Questi sconvolgimenti, uniti all’intensificarsi della crisi climatica e ambientale, innescata proprio dallo stesso sistema capitalistico occidentale, hanno così costretto milioni di individui a emigrare verso i paesi industrializzati, non potendo più vivere nei loro luoghi d’origine, divenuti inospitali, poveri, inquinati.
É quindi lo sfruttamento senza limiti di risorse naturali e sociali tipiche del capitalismo e della visione neoliberista, la causa primaria delle migrazioni.
Quale sarebbe quindi una politica di vero aiuto ai migranti?
In realtà la chiave sarebbe uscire dalla logica emergenziale tipica di chi non vuole o non sa risolvere i problemi alla fonte, e si concentra sulla loro manifestazione acuta, talvolta speculandoci su, a fini economici o elettorali.
Sarà quindi indispensabile, oltre che impegnarsi a favorire l’inserimento sociale e lavorativo nel nostro paese per chi è davvero costretto a fuggire, al contempo scoraggiare l’emigrazione, facendo l’interesse degli stessi paesi poveri, riducendo in quei luoghi le iniquità che costringono i loro popoli proprio ad emigrare: iniquità ingenerate dal nostro sistema economico basato sulla continua crescita economica e di produzione di merci, che andrebbe quindi cambiato.
Se ponessimo fine alla politica della crescita infinita, efficientando allo stesso tempo i processi produttivi e di trasformazione, il riciclo, se riducessimo gli sprechi, consumeremmo meno materie prime, meno risorse naturali, impatteremmo molto meno il clima e l’ambiente, e quindi lasceremmo più ricchezza, risorse e opportunità nei paesi che finora abbiamo depredato e devastato per il nostro presunto progresso: ridurremmo insomma le cause primarie delle migrazioni, aiutando davvero le popolazioni a riprendere in mano la propria vita nei loro paesi, da quali difficilmente si distaccherebbero se avessero possibilità di vita dignitose.

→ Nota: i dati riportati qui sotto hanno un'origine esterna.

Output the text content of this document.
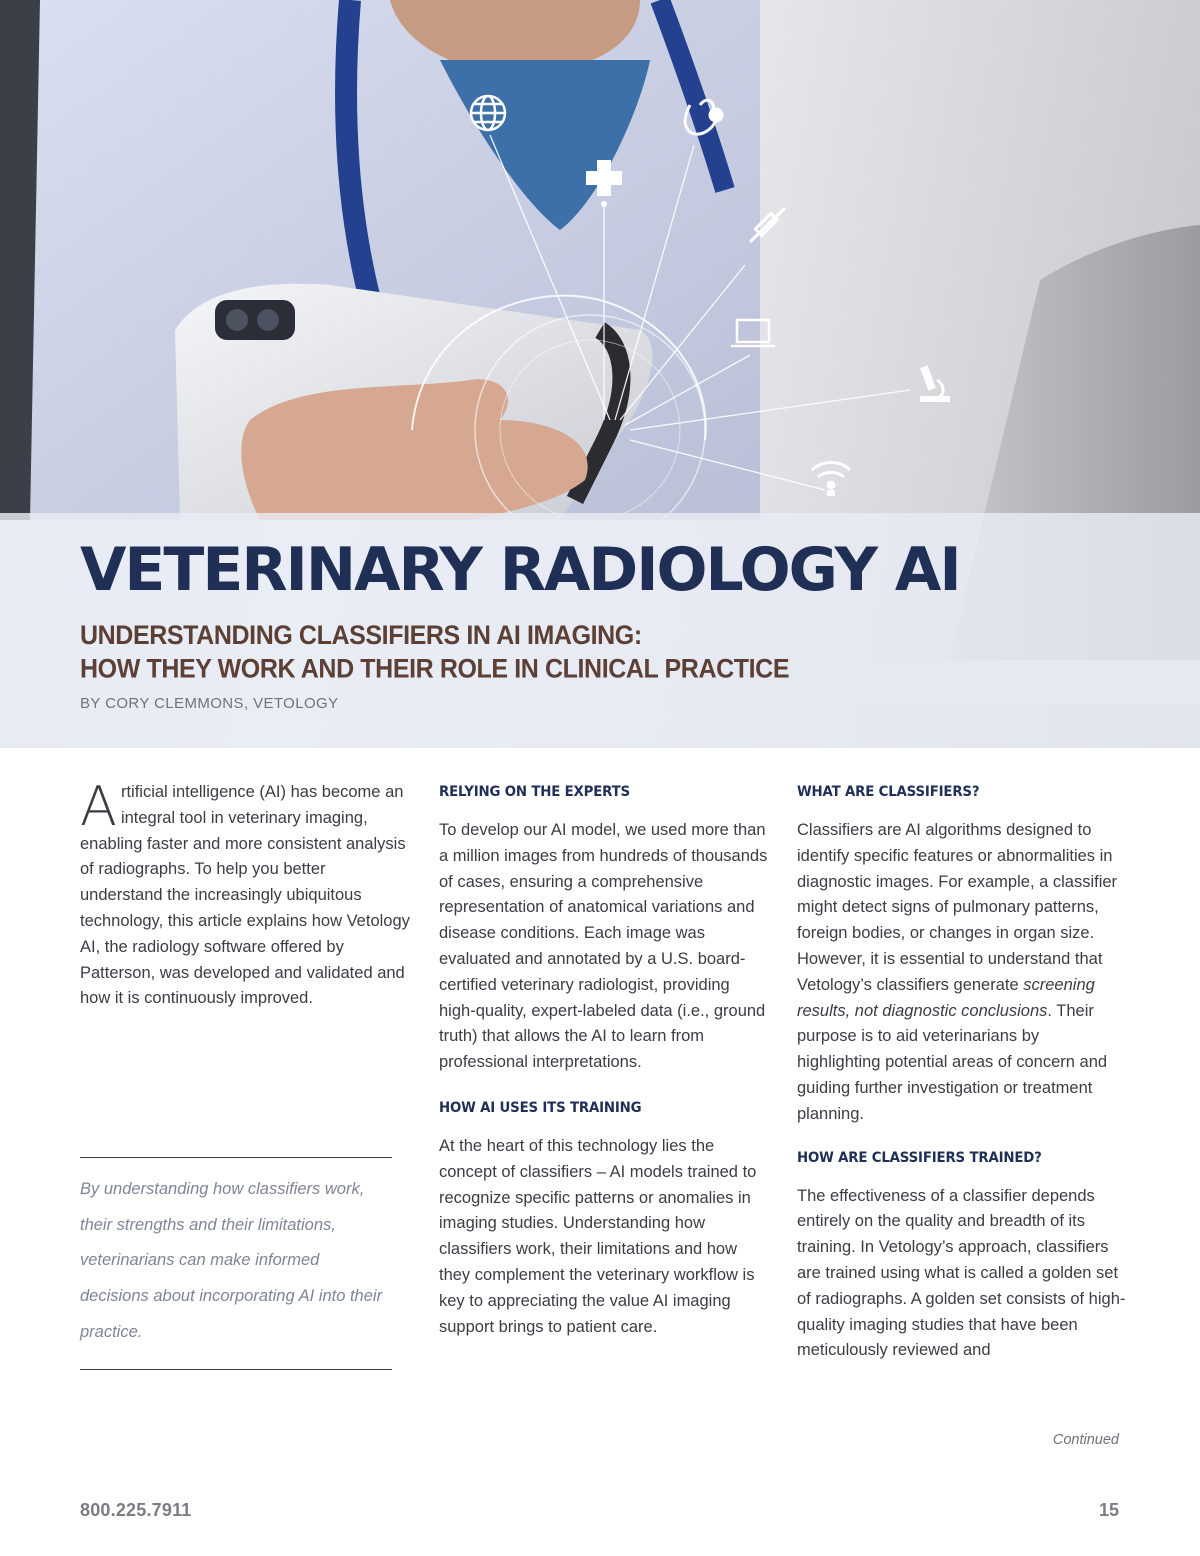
VETERINARY RADIOLOGY AI
UNDERSTANDING CLASSIFIERS IN AI IMAGING:
HOW THEY WORK AND THEIR ROLE IN CLINICAL PRACTICE

BY CORY CLEMMONS, VETOLOGY

Artificial intelligence (AI) has become an integral tool in veterinary imaging, enabling faster and more consistent analysis of radiographs. To help you better understand the increasingly ubiquitous technology, this article explains how Vetology AI, the radiology software offered by Patterson, was developed and validated and how it is continuously improved.

By understanding how classifiers work, their strengths and their limitations, veterinarians can make informed decisions about incorporating AI into their practice.

RELYING ON THE EXPERTS

To develop our AI model, we used more than a million images from hundreds of thousands of cases, ensuring a comprehensive representation of anatomical variations and disease conditions. Each image was evaluated and annotated by a U.S. board-certified veterinary radiologist, providing high-quality, expert-labeled data (i.e., ground truth) that allows the AI to learn from professional interpretations.

HOW AI USES ITS TRAINING

At the heart of this technology lies the concept of classifiers – AI models trained to recognize specific patterns or anomalies in imaging studies. Understanding how classifiers work, their limitations and how they complement the veterinary workflow is key to appreciating the value AI imaging support brings to patient care.

WHAT ARE CLASSIFIERS?

Classifiers are AI algorithms designed to identify specific features or abnormalities in diagnostic images. For example, a classifier might detect signs of pulmonary patterns, foreign bodies, or changes in organ size. However, it is essential to understand that Vetology’s classifiers generate screening results, not diagnostic conclusions. Their purpose is to aid veterinarians by highlighting potential areas of concern and guiding further investigation or treatment planning.

HOW ARE CLASSIFIERS TRAINED?

The effectiveness of a classifier depends entirely on the quality and breadth of its training. In Vetology’s approach, classifiers are trained using what is called a golden set of radiographs. A golden set consists of high-quality imaging studies that have been meticulously reviewed and

Continued
800.225.7911	15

I paesi ricchi risparmierebbero anche risorse e tecnologia per aiutare i paesi poveri a ripristinare le loro condizioni iniziali di benessere, ambientali, sociali, rendendo conveniente e dignitoso restarvi o tornarvi dai paesi “sviluppati”, come risarcimento etico per i danni arrecati nei decenni precedenti.
Al tempo stesso, i paesi sviluppati gioverebbero delle mancate migrazioni, e addirittura di un flusso di ritorno inverso ai paesi d’origine, in termini di mancati costi di gestione dei flussi, di mantenimento, costi sociali evitati, mancati costi delle illegalità fisiologicamente presenti nelle zone d’ombra dell’immigrazione, i mancati controlli necessari a garantire la sicurezza sociale.
Massima accoglienza, sempre nel rispetto delle regole, andrebbe però sempre garantita a tutti coloro che ormai devono fuggire dalle loro terre per via dei cambiamenti climatici irreversibili, devastati dalle guerre, privati dei terreni a causa del land grabbing.
Ovviamente tali politiche non possono essere attuate da una sola nazione, ma di concerto a livello internazionale.
Se però non si cercherà di risolvere il problema migrazione con politiche di vero aiuto in loco, ma partendo da un cambio drastico dei sistemi e finalità economiche globali e in casa nostra, riducendoci a chiuderci nella difesa degli interessi nazionali ed erigendo muri, i problemi posti dalle migrazioni ci travolgeranno tutti come uno tsunami.